David Falk, tri-state president of Newmark, represented online marketplace 1stdibs in Midtown South’s priciest lease of 2013: A 15-year, 42,232-square-foot deal at 51 Astor Place, which developer Edward J. Minskoff finished in 2013.
The company, which locked in starting rents of $82 a square foot and moved from 156 Fifth Avenue, never considered leaving Midtown South, said Falk, who also represented Google in its two expansions at the Chelsea Market.
The cutting-edge tenants who sign in the area “don’t want to walk into a building where everyone is wearing a suit and a tie,” he said. “They want to walk into a building where everyone is wearing jeans, T-shirts and headphones.”
Silicon Alley, the beginning
Googled moved to Midtown South in 2005, when it leased space at 111 Eighth Avenue, and subsequently purchased that building for $1.9 billion in 2010. Both moves helped cement the submarket’s reputation as a tech hotspot.
That reputation dates back to the mid-1990s, when the first wave of dot-com companies started leasing in Midtown South, and the corridor from roughly Soho to the Flatiron District on Fifth Avenue and Broadway came to be known as Silicon Alley.
But back then, affordability was driving the area’s popularity.
Now, with Google and other brand-name tech firms clustered there, Midtown South has become a first stop, rather than a Plan B for these firms — even if the rents are gaining on those in Midtown.
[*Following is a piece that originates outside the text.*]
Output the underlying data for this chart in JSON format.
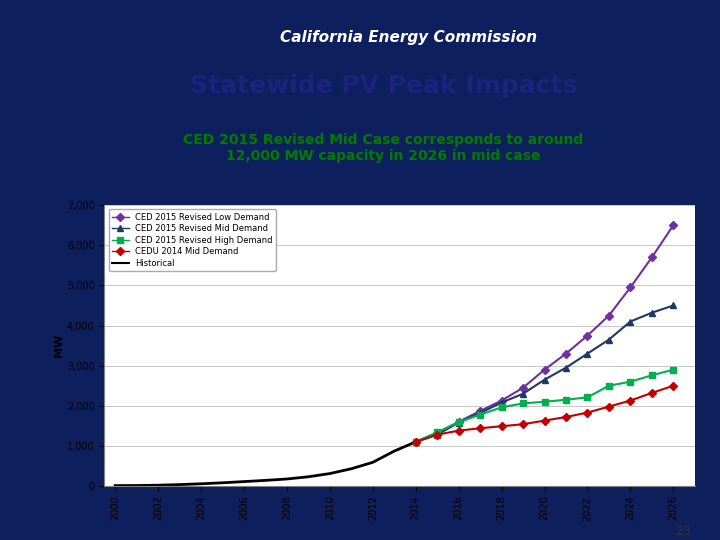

In 2014’s second quarter, Colliers data show the average Class A asking rent in Midtown was $76 a square foot, compared with $67.16 in Midtown South — a gap of less than $9. Meanwhile, Class B space, which accounts for the vast majority of Midtown South’s property, was actually more expensive in Midtown South than in Midtown: $57.31 on average, versus $55.05. Average asking rents in Midtown South for Class B space surpassed Midtown’s in the summer of 2013, according to Cassidy Turley.
In addition, Midtown South’s most expensive deals this year were generally inked at rates higher than the asking rents, suggesting that tenants are willing to compete to secure space there.
For example, the starting asking rent at 51 Astor for the space Claren took was in the high $80s per square foot, but the company locked in a starting rent of $110 per square foot, according to Colliers.
And brokers don’t anticipate any downward slide of Midtown South rents, in part because of a dearth of new office construction. Most of Manhattan’s new commercial construction has occurred in Midtown and Downtown, with the exception of 51 Astor and Thor Equities’ 55,000-square-foot 837 Washington Street in the Meatpacking District.
As for tenant mix, they say that the submarket’s tech-heavy makeup will continue for a while.
“They like to cluster,” Falk said. “They like to be in the same part of town.”